The iMac hasn’t had much attention from Apple in recent years―its metallic all-in-one design has received only minor modifications since its introduction in 2007. Despite this, Apple claims that the iMac is currently the top-selling desktop computer in the US. And, unusually for Apple, it seems to be almost as popular with businesses as it is with home users.
Every magazine designer on the planet seems to use the 27-inch model for layout work, as do many Web designers, photographers and video editors. The smaller 21.5-inch model is a striking status symbol on executive desks, and sticking one in your reception area is a sure way of telling your clients that you run a really cool company. So, to capitalise on the iMac’s current popularity, Apple has unveiled a new version that is even slimmer and more elegant―not to mention even more expensive―than ever.

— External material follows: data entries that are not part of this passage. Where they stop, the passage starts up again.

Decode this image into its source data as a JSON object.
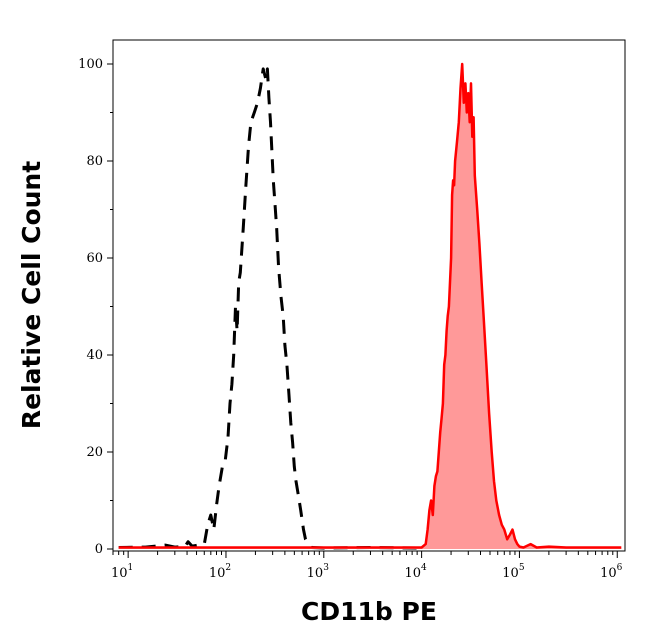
{
  "chart_data": {
    "type": "area",
    "title": "",
    "xlabel": "CD11b PE",
    "ylabel": "Relative Cell Count",
    "xscale": "log",
    "xlim": [
      7,
      1200000
    ],
    "ylim": [
      0,
      100
    ],
    "yticks": [
      0,
      20,
      40,
      60,
      80,
      100
    ],
    "xticks": [
      {
        "base": "10",
        "exp": "1",
        "value": 10
      },
      {
        "base": "10",
        "exp": "2",
        "value": 100
      },
      {
        "base": "10",
        "exp": "3",
        "value": 1000
      },
      {
        "base": "10",
        "exp": "4",
        "value": 10000
      },
      {
        "base": "10",
        "exp": "5",
        "value": 100000
      },
      {
        "base": "10",
        "exp": "6",
        "value": 1000000
      }
    ],
    "grid": false,
    "legend": "none",
    "series": [
      {
        "style": "dashed",
        "color": "#000000",
        "fill": "none",
        "points": [
          [
            8,
            0.3
          ],
          [
            15,
            0.4
          ],
          [
            24,
            0.8
          ],
          [
            30,
            0.4
          ],
          [
            38,
            0.5
          ],
          [
            41,
            1.5
          ],
          [
            45,
            0.6
          ],
          [
            60,
            1
          ],
          [
            65,
            5
          ],
          [
            70,
            7
          ],
          [
            75,
            4
          ],
          [
            80,
            9
          ],
          [
            85,
            13
          ],
          [
            92,
            17
          ],
          [
            98,
            18
          ],
          [
            105,
            23
          ],
          [
            110,
            30
          ],
          [
            115,
            34
          ],
          [
            120,
            40
          ],
          [
            125,
            50
          ],
          [
            130,
            45
          ],
          [
            135,
            55
          ],
          [
            140,
            57
          ],
          [
            150,
            66
          ],
          [
            160,
            75
          ],
          [
            170,
            83
          ],
          [
            180,
            88
          ],
          [
            195,
            90
          ],
          [
            210,
            92
          ],
          [
            225,
            95
          ],
          [
            240,
            99
          ],
          [
            255,
            97
          ],
          [
            265,
            99
          ],
          [
            275,
            93
          ],
          [
            285,
            88
          ],
          [
            295,
            82
          ],
          [
            305,
            76
          ],
          [
            315,
            72
          ],
          [
            330,
            66
          ],
          [
            345,
            58
          ],
          [
            365,
            52
          ],
          [
            385,
            48
          ],
          [
            400,
            42
          ],
          [
            420,
            38
          ],
          [
            440,
            32
          ],
          [
            460,
            26
          ],
          [
            480,
            22
          ],
          [
            500,
            17
          ],
          [
            520,
            14
          ],
          [
            550,
            11
          ],
          [
            580,
            8
          ],
          [
            620,
            4
          ],
          [
            650,
            2
          ],
          [
            700,
            1
          ],
          [
            750,
            0.3
          ],
          [
            1000,
            0.2
          ],
          [
            3000,
            0.3
          ],
          [
            10000,
            0.2
          ]
        ]
      },
      {
        "style": "solid",
        "color": "#ff0000",
        "fill": "#ff9999",
        "points": [
          [
            8,
            0.3
          ],
          [
            500,
            0.3
          ],
          [
            5000,
            0.3
          ],
          [
            10000,
            0.3
          ],
          [
            11000,
            1
          ],
          [
            11500,
            4
          ],
          [
            12000,
            8
          ],
          [
            12500,
            10
          ],
          [
            13000,
            7
          ],
          [
            13500,
            13
          ],
          [
            14000,
            15
          ],
          [
            14500,
            16
          ],
          [
            15000,
            20
          ],
          [
            15500,
            24
          ],
          [
            16000,
            27
          ],
          [
            16500,
            30
          ],
          [
            17000,
            38
          ],
          [
            17500,
            40
          ],
          [
            18000,
            45
          ],
          [
            18500,
            48
          ],
          [
            19000,
            50
          ],
          [
            19500,
            55
          ],
          [
            20000,
            60
          ],
          [
            20500,
            73
          ],
          [
            21000,
            76
          ],
          [
            21500,
            75
          ],
          [
            22000,
            80
          ],
          [
            23000,
            84
          ],
          [
            24000,
            88
          ],
          [
            25000,
            95
          ],
          [
            26000,
            100
          ],
          [
            27000,
            92
          ],
          [
            28000,
            96
          ],
          [
            29000,
            90
          ],
          [
            30000,
            94
          ],
          [
            31000,
            88
          ],
          [
            32000,
            96
          ],
          [
            33000,
            85
          ],
          [
            34000,
            89
          ],
          [
            35000,
            77
          ],
          [
            37000,
            70
          ],
          [
            39000,
            63
          ],
          [
            41000,
            55
          ],
          [
            43000,
            48
          ],
          [
            46000,
            38
          ],
          [
            49000,
            28
          ],
          [
            52000,
            20
          ],
          [
            55000,
            14
          ],
          [
            58000,
            10
          ],
          [
            62000,
            7
          ],
          [
            66000,
            5
          ],
          [
            70000,
            4
          ],
          [
            75000,
            2
          ],
          [
            80000,
            3
          ],
          [
            85000,
            4
          ],
          [
            90000,
            2
          ],
          [
            95000,
            1
          ],
          [
            100000,
            0.5
          ],
          [
            110000,
            0.3
          ],
          [
            130000,
            1
          ],
          [
            150000,
            0.3
          ],
          [
            200000,
            0.5
          ],
          [
            300000,
            0.3
          ],
          [
            1100000,
            0.3
          ]
        ]
      }
    ]
  }
}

As always, the iMac is available in two sizes―the 21.5-inch model reviewed here is on sale now, but the 27-inch model has experienced a delay and isn’t likely to be available before January 2013. That’s a shame, since the 27-inch model makes a fine graphics workstation and is arguably of greater interest for many business and professional users.
Even so, this 21.5-inch model is still striking enough to stir the techno-lust in your loins. Apple has removed the optical drive, allowing it to reduce the thickness of the screen panel even further. The outer edges of the screen measure just 5mm thick, although the back panel does bulge noticeably towards the centre. It looks wonderfully elegant and it’s tempting to keep running your finger around the edge of the screen just to feel the precision and quality of the engineering work.
The screen itself has been modified too. The 1,920 x 1,080 resolution remains unchanged, but Apple has used a new lamination process that reduces reflection and glare dramatically, resulting in a brighter, more colourful image. It has an impressively wide viewing angle too, so it’ll work well for presentations or a showroom display.
The iMac also sports two of Apple’s Thunderbolt connectors that―with the use of a suitable adapter―can be used to connect the iMac to a larger screen or monitor. However, longtime Mac users will be disappointed to see that the new iMac no longer includes any FireWire ports, opting for Thunderbolt and four USB 3.0 ports instead.
The bad news, of course, is that the slimmer design comes with an even fatter price tag. The entry-level point for the iMac is now £1,099, a full £100 increase on last year’s model. It is more powerful though, as the quad-core Intel i5 processor has been updated to Ivy Bridge, and given a minor speed-bump from 2.5- to 2.7GHz.
The memory and hard disk have both been doubled, to 8GB and 1TB, and the AMD Radeon graphics card has been replaced by a GeForce GT640M based on nVidia’s latest Kepler architecture. It’s certainly a powerful piece of kit, although we’re inclined to suggest that a machine costing the best part of £1,100 should not be using a dated 5,400rpm hard disk and a graphics card with only 512MB of VRAM.
If you need even more power then there’s a model priced at £1,249 that runs at 2.9GHz and has a GT650M graphics card. That model can also be customised with options such as Apple’s new hybrid ‘Fusion’ drive which, for an additional £200, bolts 128GB of solid state storage onto the hard drive in order to improve the machine’s start-up time and launch time for applications.
The Fusion drive works intelligently, monitoring the applications that you use most and moving those applications onto the SSD partition. It also installs the main operating system onto the SSD to speed up the initial boot time. The results are genuinely impressive―the machine boots in a matter of seconds and application launch times improve dramatically.
Sadly, though, Apple tells us that Photoshop―a key professional program, and one that is notoriously slow to launch―may not benefit from the Fusion drive due to its idiosyncratic handling of memory and hard disk cache. It also occurs to us that most professional Photoshop users will probably prefer the larger screen of the 27-inch model, which raises the question of who exactly is likely to buy this 21.5-inch model.
Making A Statement
In its 13-year lifetime, the iMac has evolved from a low-cost home computer to a premium-price workstation. The 27-inch model is ideal for designers and other creative professionals―you probably won’t be surprised to hear that I have one in my own office―but the position of this 21.5-inch model seems less clear. Its quad-core processor and nVidia graphics card might appeal to gaming fans, but seem like massive overkill for business users who simply need to run Microsoft Office―especially with a starting price of £1,099.
There’s obviously room for a more modest iMac model, perhaps with a dual-core processor and just 4GB of memory, priced at less than £1,000. And, of course, there are numerous compact, all-in-one Windows PCs that are available from the likes of Dell, HP and Toshiba at considerably lower prices. But, let’s face it, they won’t look as cool on your desk or impress your clients and colleagues in quite the same way.
The new iMac is certainly impressive, both aesthetically and in terms of performance, and having one on your desk will certainly make a statement. But if you’d rather save money than make a statement then you’ll find that the recently released Mac Mini is far more affordable.